The Defence response declared that a key reason for the suppression was that “the document contains information communicated to Australia by a foreign government and its officials under the expectation that it would not be disclosed.” The foreign government is almost certainly Israel. In other words, Defence, acting under the direction of the government, is protecting both Labor and the Israeli state from any public scrutiny.

These revelations provide the framework within which Labor’s professions of anger over Israel’s murder of seven World Central Kitchen (WCK) aid workers last week must be judged. Having openly or tacitly supported Israel’s murder of more than 30,000 Palestinians, and having said nothing about its killing of close to 200 other aid workers, the Labor leaders were shocked that the Zionist state would attack the WCK staff.

The details of the WCK attack are already clear. Israel launched three separate missile strikes on a convoy of the charity workers, having been informed of and cleared their position previously. This was a deliberate component of the strategy of starving the Gazan population outlined by UN Rapporteur Fakhri.

Labor, however, as part of its attempts to dampen-down popular anger, is calling for an “investigation,” to be carried out by Israel itself, and “full accountability,” whatever that means.

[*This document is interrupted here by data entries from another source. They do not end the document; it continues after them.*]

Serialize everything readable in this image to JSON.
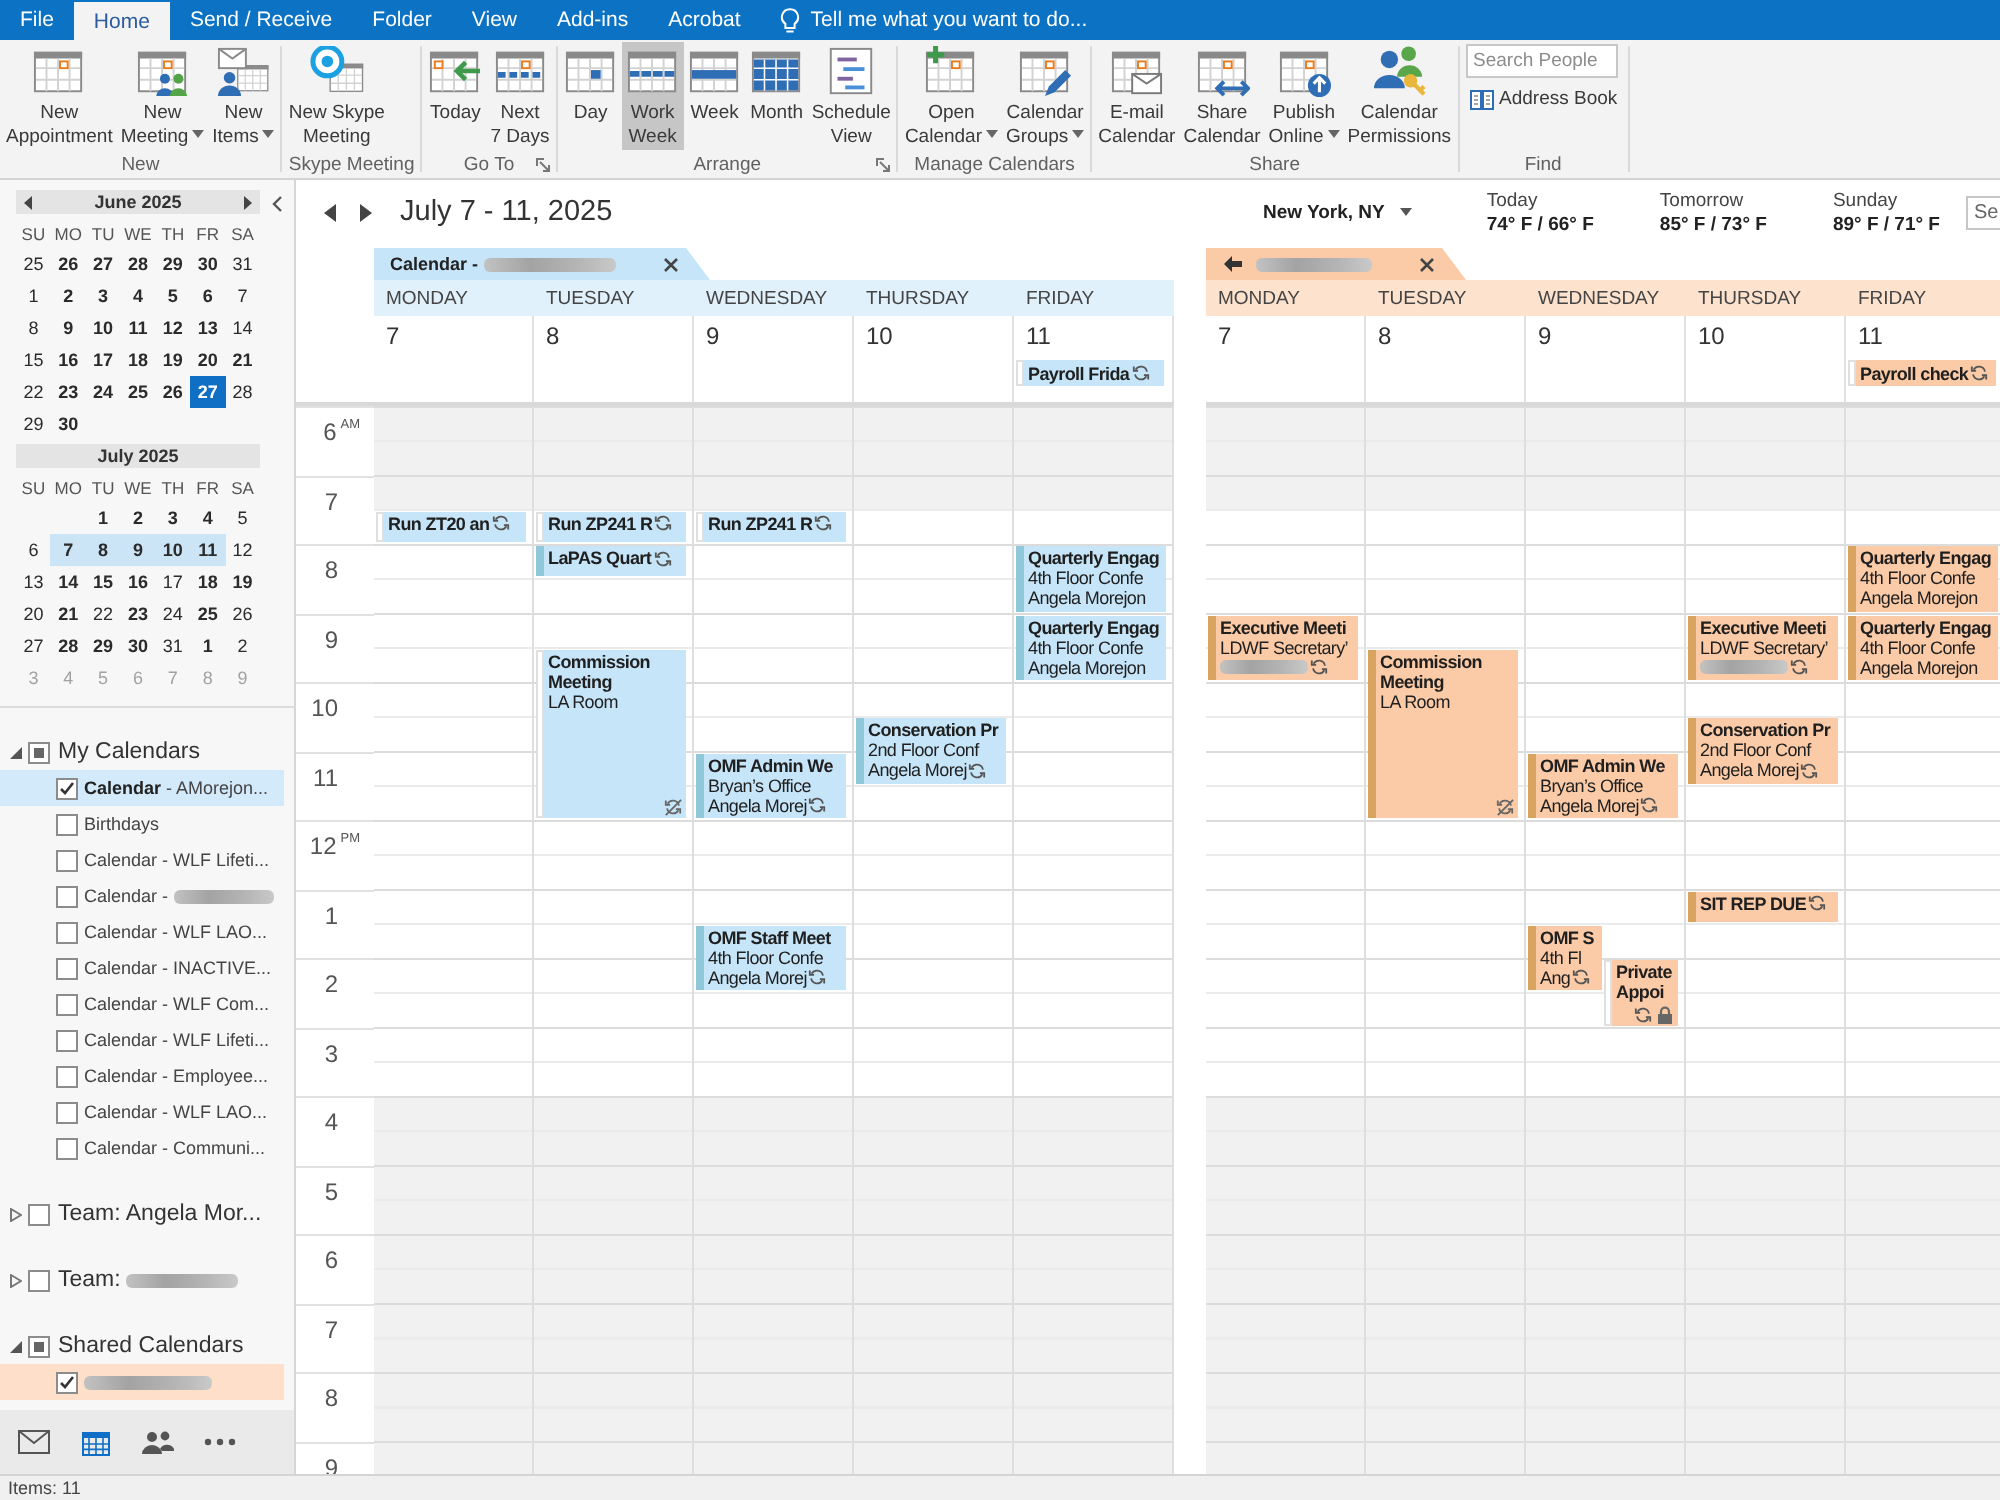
{
  "tabs": [
    {
      "label": "File",
      "selected": false
    },
    {
      "label": "Home",
      "selected": true
    },
    {
      "label": "Send / Receive",
      "selected": false
    },
    {
      "label": "Folder",
      "selected": false
    },
    {
      "label": "View",
      "selected": false
    },
    {
      "label": "Add-ins",
      "selected": false
    },
    {
      "label": "Acrobat",
      "selected": false
    }
  ],
  "tell_me": {
    "placeholder": "Tell me what you want to do..."
  },
  "ribbon": {
    "groups": [
      {
        "label": "New",
        "launcher": false,
        "buttons": [
          {
            "kind": "appointment",
            "label": "New\nAppointment",
            "dropdown": false
          },
          {
            "kind": "meeting",
            "label": "New\nMeeting",
            "dropdown": true
          },
          {
            "kind": "items",
            "label": "New\nItems",
            "dropdown": true
          }
        ]
      },
      {
        "label": "Skype Meeting",
        "launcher": false,
        "buttons": [
          {
            "kind": "skype",
            "label": "New Skype\nMeeting",
            "dropdown": false
          }
        ]
      },
      {
        "label": "Go To",
        "launcher": true,
        "buttons": [
          {
            "kind": "today",
            "label": "Today",
            "dropdown": false
          },
          {
            "kind": "next7",
            "label": "Next\n7 Days",
            "dropdown": false
          }
        ]
      },
      {
        "label": "Arrange",
        "launcher": true,
        "buttons": [
          {
            "kind": "day",
            "label": "Day",
            "dropdown": false,
            "selected": false
          },
          {
            "kind": "workweek",
            "label": "Work\nWeek",
            "dropdown": false,
            "selected": true
          },
          {
            "kind": "week",
            "label": "Week",
            "dropdown": false,
            "selected": false
          },
          {
            "kind": "month",
            "label": "Month",
            "dropdown": false,
            "selected": false
          },
          {
            "kind": "schedule",
            "label": "Schedule\nView",
            "dropdown": false,
            "selected": false
          }
        ]
      },
      {
        "label": "Manage Calendars",
        "launcher": false,
        "buttons": [
          {
            "kind": "open",
            "label": "Open\nCalendar",
            "dropdown": true
          },
          {
            "kind": "groups",
            "label": "Calendar\nGroups",
            "dropdown": true
          }
        ]
      },
      {
        "label": "Share",
        "launcher": false,
        "buttons": [
          {
            "kind": "email",
            "label": "E-mail\nCalendar",
            "dropdown": false
          },
          {
            "kind": "share",
            "label": "Share\nCalendar",
            "dropdown": false
          },
          {
            "kind": "publish",
            "label": "Publish\nOnline",
            "dropdown": true
          },
          {
            "kind": "permissions",
            "label": "Calendar\nPermissions",
            "dropdown": false
          }
        ]
      },
      {
        "label": "Find",
        "launcher": false,
        "search": {
          "placeholder": "Search People"
        },
        "links": [
          {
            "kind": "address-book",
            "label": "Address Book"
          }
        ]
      }
    ]
  },
  "navigator": {
    "months": [
      {
        "title": "June 2025",
        "arrows": true,
        "weekdays": [
          "SU",
          "MO",
          "TU",
          "WE",
          "TH",
          "FR",
          "SA"
        ],
        "weeks": [
          {
            "days": [
              {
                "day": "25",
                "bold": false,
                "muted": false,
                "selected": false,
                "today": false
              },
              {
                "day": "26",
                "bold": true,
                "muted": false,
                "selected": false,
                "today": false
              },
              {
                "day": "27",
                "bold": true,
                "muted": false,
                "selected": false,
                "today": false
              },
              {
                "day": "28",
                "bold": true,
                "muted": false,
                "selected": false,
                "today": false
              },
              {
                "day": "29",
                "bold": true,
                "muted": false,
                "selected": false,
                "today": false
              },
              {
                "day": "30",
                "bold": true,
                "muted": false,
                "selected": false,
                "today": false
              },
              {
                "day": "31",
                "bold": false,
                "muted": false,
                "selected": false,
                "today": false
              }
            ]
          },
          {
            "days": [
              {
                "day": "1",
                "bold": false,
                "muted": false,
                "selected": false,
                "today": false
              },
              {
                "day": "2",
                "bold": true,
                "muted": false,
                "selected": false,
                "today": false
              },
              {
                "day": "3",
                "bold": true,
                "muted": false,
                "selected": false,
                "today": false
              },
              {
                "day": "4",
                "bold": true,
                "muted": false,
                "selected": false,
                "today": false
              },
              {
                "day": "5",
                "bold": true,
                "muted": false,
                "selected": false,
                "today": false
              },
              {
                "day": "6",
                "bold": true,
                "muted": false,
                "selected": false,
                "today": false
              },
              {
                "day": "7",
                "bold": false,
                "muted": false,
                "selected": false,
                "today": false
              }
            ]
          },
          {
            "days": [
              {
                "day": "8",
                "bold": false,
                "muted": false,
                "selected": false,
                "today": false
              },
              {
                "day": "9",
                "bold": true,
                "muted": false,
                "selected": false,
                "today": false
              },
              {
                "day": "10",
                "bold": true,
                "muted": false,
                "selected": false,
                "today": false
              },
              {
                "day": "11",
                "bold": true,
                "muted": false,
                "selected": false,
                "today": false
              },
              {
                "day": "12",
                "bold": true,
                "muted": false,
                "selected": false,
                "today": false
              },
              {
                "day": "13",
                "bold": true,
                "muted": false,
                "selected": false,
                "today": false
              },
              {
                "day": "14",
                "bold": false,
                "muted": false,
                "selected": false,
                "today": false
              }
            ]
          },
          {
            "days": [
              {
                "day": "15",
                "bold": false,
                "muted": false,
                "selected": false,
                "today": false
              },
              {
                "day": "16",
                "bold": true,
                "muted": false,
                "selected": false,
                "today": false
              },
              {
                "day": "17",
                "bold": true,
                "muted": false,
                "selected": false,
                "today": false
              },
              {
                "day": "18",
                "bold": true,
                "muted": false,
                "selected": false,
                "today": false
              },
              {
                "day": "19",
                "bold": true,
                "muted": false,
                "selected": false,
                "today": false
              },
              {
                "day": "20",
                "bold": true,
                "muted": false,
                "selected": false,
                "today": false
              },
              {
                "day": "21",
                "bold": true,
                "muted": false,
                "selected": false,
                "today": false
              }
            ]
          },
          {
            "days": [
              {
                "day": "22",
                "bold": false,
                "muted": false,
                "selected": false,
                "today": false
              },
              {
                "day": "23",
                "bold": true,
                "muted": false,
                "selected": false,
                "today": false
              },
              {
                "day": "24",
                "bold": true,
                "muted": false,
                "selected": false,
                "today": false
              },
              {
                "day": "25",
                "bold": true,
                "muted": false,
                "selected": false,
                "today": false
              },
              {
                "day": "26",
                "bold": true,
                "muted": false,
                "selected": false,
                "today": false
              },
              {
                "day": "27",
                "bold": true,
                "muted": false,
                "selected": false,
                "today": true
              },
              {
                "day": "28",
                "bold": false,
                "muted": false,
                "selected": false,
                "today": false
              }
            ]
          },
          {
            "days": [
              {
                "day": "29",
                "bold": false,
                "muted": false,
                "selected": false,
                "today": false
              },
              {
                "day": "30",
                "bold": true,
                "muted": false,
                "selected": false,
                "today": false
              }
            ]
          }
        ]
      },
      {
        "title": "July 2025",
        "arrows": false,
        "weekdays": [
          "SU",
          "MO",
          "TU",
          "WE",
          "TH",
          "FR",
          "SA"
        ],
        "weeks": [
          {
            "trailing": true,
            "days": [
              {
                "day": "1",
                "bold": true,
                "muted": false,
                "selected": false,
                "today": false
              },
              {
                "day": "2",
                "bold": true,
                "muted": false,
                "selected": false,
                "today": false
              },
              {
                "day": "3",
                "bold": true,
                "muted": false,
                "selected": false,
                "today": false
              },
              {
                "day": "4",
                "bold": true,
                "muted": false,
                "selected": false,
                "today": false
              },
              {
                "day": "5",
                "bold": false,
                "muted": false,
                "selected": false,
                "today": false
              }
            ]
          },
          {
            "days": [
              {
                "day": "6",
                "bold": false,
                "muted": false,
                "selected": false,
                "today": false
              },
              {
                "day": "7",
                "bold": true,
                "muted": false,
                "selected": true,
                "today": false
              },
              {
                "day": "8",
                "bold": true,
                "muted": false,
                "selected": true,
                "today": false
              },
              {
                "day": "9",
                "bold": true,
                "muted": false,
                "selected": true,
                "today": false
              },
              {
                "day": "10",
                "bold": true,
                "muted": false,
                "selected": true,
                "today": false
              },
              {
                "day": "11",
                "bold": true,
                "muted": false,
                "selected": true,
                "today": false
              },
              {
                "day": "12",
                "bold": false,
                "muted": false,
                "selected": false,
                "today": false
              }
            ]
          },
          {
            "days": [
              {
                "day": "13",
                "bold": false,
                "muted": false,
                "selected": false,
                "today": false
              },
              {
                "day": "14",
                "bold": true,
                "muted": false,
                "selected": false,
                "today": false
              },
              {
                "day": "15",
                "bold": true,
                "muted": false,
                "selected": false,
                "today": false
              },
              {
                "day": "16",
                "bold": true,
                "muted": false,
                "selected": false,
                "today": false
              },
              {
                "day": "17",
                "bold": false,
                "muted": false,
                "selected": false,
                "today": false
              },
              {
                "day": "18",
                "bold": true,
                "muted": false,
                "selected": false,
                "today": false
              },
              {
                "day": "19",
                "bold": true,
                "muted": false,
                "selected": false,
                "today": false
              }
            ]
          },
          {
            "days": [
              {
                "day": "20",
                "bold": false,
                "muted": false,
                "selected": false,
                "today": false
              },
              {
                "day": "21",
                "bold": true,
                "muted": false,
                "selected": false,
                "today": false
              },
              {
                "day": "22",
                "bold": false,
                "muted": false,
                "selected": false,
                "today": false
              },
              {
                "day": "23",
                "bold": true,
                "muted": false,
                "selected": false,
                "today": false
              },
              {
                "day": "24",
                "bold": false,
                "muted": false,
                "selected": false,
                "today": false
              },
              {
                "day": "25",
                "bold": true,
                "muted": false,
                "selected": false,
                "today": false
              },
              {
                "day": "26",
                "bold": false,
                "muted": false,
                "selected": false,
                "today": false
              }
            ]
          },
          {
            "days": [
              {
                "day": "27",
                "bold": false,
                "muted": false,
                "selected": false,
                "today": false
              },
              {
                "day": "28",
                "bold": true,
                "muted": false,
                "selected": false,
                "today": false
              },
              {
                "day": "29",
                "bold": true,
                "muted": false,
                "selected": false,
                "today": false
              },
              {
                "day": "30",
                "bold": true,
                "muted": false,
                "selected": false,
                "today": false
              },
              {
                "day": "31",
                "bold": false,
                "muted": false,
                "selected": false,
                "today": false
              },
              {
                "day": "1",
                "bold": true,
                "muted": false,
                "selected": false,
                "today": false
              },
              {
                "day": "2",
                "bold": false,
                "muted": false,
                "selected": false,
                "today": false
              }
            ]
          },
          {
            "days": [
              {
                "day": "3",
                "bold": false,
                "muted": true,
                "selected": false,
                "today": false
              },
              {
                "day": "4",
                "bold": false,
                "muted": true,
                "selected": false,
                "today": false
              },
              {
                "day": "5",
                "bold": false,
                "muted": true,
                "selected": false,
                "today": false
              },
              {
                "day": "6",
                "bold": false,
                "muted": true,
                "selected": false,
                "today": false
              },
              {
                "day": "7",
                "bold": false,
                "muted": true,
                "selected": false,
                "today": false
              },
              {
                "day": "8",
                "bold": false,
                "muted": true,
                "selected": false,
                "today": false
              },
              {
                "day": "9",
                "bold": false,
                "muted": true,
                "selected": false,
                "today": false
              }
            ]
          }
        ]
      }
    ]
  },
  "folders": [
    {
      "label": "My Calendars",
      "expanded": true,
      "checked": true,
      "partial": true,
      "items": [
        {
          "label": "**Calendar** - AMorejon...",
          "checked": true,
          "color": "#d3eafa"
        },
        {
          "label": "Birthdays",
          "checked": false
        },
        {
          "label": "Calendar - WLF Lifeti...",
          "checked": false
        },
        {
          "label": "Calendar -",
          "redacted": true,
          "checked": false
        },
        {
          "label": "Calendar - WLF LAO...",
          "checked": false
        },
        {
          "label": "Calendar - INACTIVE...",
          "checked": false
        },
        {
          "label": "Calendar - WLF Com...",
          "checked": false
        },
        {
          "label": "Calendar - WLF Lifeti...",
          "checked": false
        },
        {
          "label": "Calendar - Employee...",
          "checked": false
        },
        {
          "label": "Calendar - WLF LAO...",
          "checked": false
        },
        {
          "label": "Calendar - Communi...",
          "checked": false
        }
      ]
    },
    {
      "label": "Team: Angela Mor...",
      "expanded": false,
      "checked": false
    },
    {
      "label": "Team:",
      "redacted": true,
      "expanded": false,
      "checked": false
    },
    {
      "label": "Shared Calendars",
      "expanded": true,
      "checked": true,
      "partial": true,
      "items": [
        {
          "redacted": true,
          "checked": true,
          "color": "#fddfca"
        }
      ]
    }
  ],
  "nav": [
    {
      "kind": "mail",
      "selected": false
    },
    {
      "kind": "calendar",
      "selected": true
    },
    {
      "kind": "people",
      "selected": false
    },
    {
      "kind": "more",
      "selected": false
    }
  ],
  "calendar": {
    "range": "July 7 - 11, 2025",
    "weather": {
      "location": "New York, NY",
      "forecast": [
        {
          "day": "Today",
          "temps": "74° F / 66° F"
        },
        {
          "day": "Tomorrow",
          "temps": "85° F / 73° F"
        },
        {
          "day": "Sunday",
          "temps": "89° F / 71° F"
        }
      ]
    },
    "search": {
      "placeholder": "Se"
    },
    "panes": [
      {
        "color": "#c6e5f9",
        "tab": {
          "label": "Calendar -",
          "redacted": true,
          "arrow": false
        },
        "time_labels": [
          "6$^{AM}$",
          "7",
          "8",
          "9",
          "10",
          "11",
          "12$^{PM}$",
          "1",
          "2",
          "3",
          "4",
          "5",
          "6",
          "7",
          "8",
          "9"
        ],
        "days": [
          {
            "name": "MONDAY",
            "date": "7",
            "events": [
              {
                "title": "Run ZT20 an",
                "busy": false,
                "recurring": true
              }
            ]
          },
          {
            "name": "TUESDAY",
            "date": "8",
            "events": [
              {
                "title": "Run ZP241 R",
                "busy": false,
                "recurring": true
              },
              {
                "title": "LaPAS Quart",
                "busy": true,
                "recurring": true
              },
              {
                "title": "Commission Meeting",
                "details": [
                  "LA Room"
                ],
                "busy": false,
                "recurring": true,
                "exception": true
              }
            ]
          },
          {
            "name": "WEDNESDAY",
            "date": "9",
            "events": [
              {
                "title": "Run ZP241 R",
                "busy": false,
                "recurring": true
              },
              {
                "title": "OMF Admin We",
                "details": [
                  "Bryan’s Office",
                  "Angela Morej"
                ],
                "busy": true,
                "recurring": true
              },
              {
                "title": "OMF Staff Meet",
                "details": [
                  "4th Floor Confe",
                  "Angela Morej"
                ],
                "busy": true,
                "recurring": true
              }
            ]
          },
          {
            "name": "THURSDAY",
            "date": "10",
            "events": [
              {
                "title": "Conservation Pr",
                "details": [
                  "2nd Floor Conf",
                  "Angela Morej"
                ],
                "busy": true,
                "recurring": true
              }
            ]
          },
          {
            "name": "FRIDAY",
            "date": "11",
            "all_day": [
              {
                "title": "Payroll Frida",
                "busy": false,
                "recurring": true
              }
            ],
            "events": [
              {
                "title": "Quarterly Engag",
                "details": [
                  "4th Floor Confe",
                  "Angela Morejon"
                ],
                "busy": true,
                "recurring": false
              },
              {
                "title": "Quarterly Engag",
                "details": [
                  "4th Floor Confe",
                  "Angela Morejon"
                ],
                "busy": true,
                "recurring": false
              }
            ]
          }
        ]
      },
      {
        "color": "#fbcaa6",
        "tab": {
          "redacted": true,
          "arrow": true
        },
        "days": [
          {
            "name": "MONDAY",
            "date": "7",
            "events": [
              {
                "title": "Executive Meeti",
                "details": [
                  "LDWF Secretary’"
                ],
                "redacted": true,
                "busy": true,
                "recurring": true
              }
            ]
          },
          {
            "name": "TUESDAY",
            "date": "8",
            "events": [
              {
                "title": "Commission Meeting",
                "details": [
                  "LA Room"
                ],
                "busy": true,
                "recurring": true,
                "exception": true
              }
            ]
          },
          {
            "name": "WEDNESDAY",
            "date": "9",
            "events": [
              {
                "title": "OMF Admin We",
                "details": [
                  "Bryan’s Office",
                  "Angela Morej"
                ],
                "busy": true,
                "recurring": true
              },
              {
                "title": "OMF S",
                "details": [
                  "4th Fl",
                  "Ang"
                ],
                "busy": true,
                "recurring": true
              },
              {
                "title": "Private Appoi",
                "busy": false,
                "recurring": true,
                "private": true
              }
            ]
          },
          {
            "name": "THURSDAY",
            "date": "10",
            "events": [
              {
                "title": "Executive Meeti",
                "details": [
                  "LDWF Secretary’"
                ],
                "redacted": true,
                "busy": true,
                "recurring": true
              },
              {
                "title": "Conservation Pr",
                "details": [
                  "2nd Floor Conf",
                  "Angela Morej"
                ],
                "busy": true,
                "recurring": true
              },
              {
                "title": "SIT REP DUE",
                "busy": true,
                "recurring": true
              }
            ]
          },
          {
            "name": "FRIDAY",
            "date": "11",
            "all_day": [
              {
                "title": "Payroll check",
                "busy": false,
                "recurring": true
              }
            ],
            "events": [
              {
                "title": "Quarterly Engag",
                "details": [
                  "4th Floor Confe",
                  "Angela Morejon"
                ],
                "busy": true,
                "recurring": false
              },
              {
                "title": "Quarterly Engag",
                "details": [
                  "4th Floor Confe",
                  "Angela Morejon"
                ],
                "busy": true,
                "recurring": false
              }
            ]
          }
        ]
      }
    ]
  },
  "status_bar": {
    "text": "Items: 11"
  }
}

The character of the charade was exposed on Monday, when Labor announced that it would appoint Mark Binskin as its “special advisor” to the Israeli investigation.

Binskin is a career military man, having previously been Australian Defence Chief. During the criminal US-led wars against Iraq and Afghanistan, he was responsible for all Coalition air operations, including those of the Americans. Binskin is now a non-executive director of BAE Systems’ Australian branch, a weapons company with extensive ties to Israel. To describe this as putting the fox in charge of the hen house would be an understatement.

Despite all evidence to the contrary, a phony discussion continues in the political and media establishment, over whether Labor is “hardening” its stance on Israel.

The latest episode in this bogus debate was a speech delivered by Foreign Minister Penny Wong at the Australian National University on Tuesday. Media reportage implied that Wong had unveiled a significant shift in Labor policy by floating the prospect of a preemptive recognition of Palestinian statehood. Was this “rewarding the Hamas terrorists,” right-wing pundits asked.

If one reads the actual speech, Wong simply restated the longstanding position of Labor, which is for a “two-state solution.” As Israel’s current campaign of ethnic-cleansing makes clear, such a “solution” will never occur, and even if it did, the outcome would be an unviable Palestinian mini-state, ruled over by right-wing Palestinian leaders acting as agents of the Zionists and imperialists.

Wong again declared that Hamas had “no place” in any future Palestine, signaling support for Israel’s ongoing war. She said even the Palestinian Authority would have to be “reformed”—that is, made even more submissive, despite already functioning as a US and Israeli puppet.

Wong launched a diatribe against opponents of the genocide, accusing them of “disinformation” and “lies” without providing any evidence. “It is disheartening to witness the number of Australians that increasingly struggle to discuss this conflict without condemning their fellow citizens,” she declared. This “imperils our democracy.”

Translated into plain English, any denunciation of the government and its foreign minister for their role in the genocide is impermissible.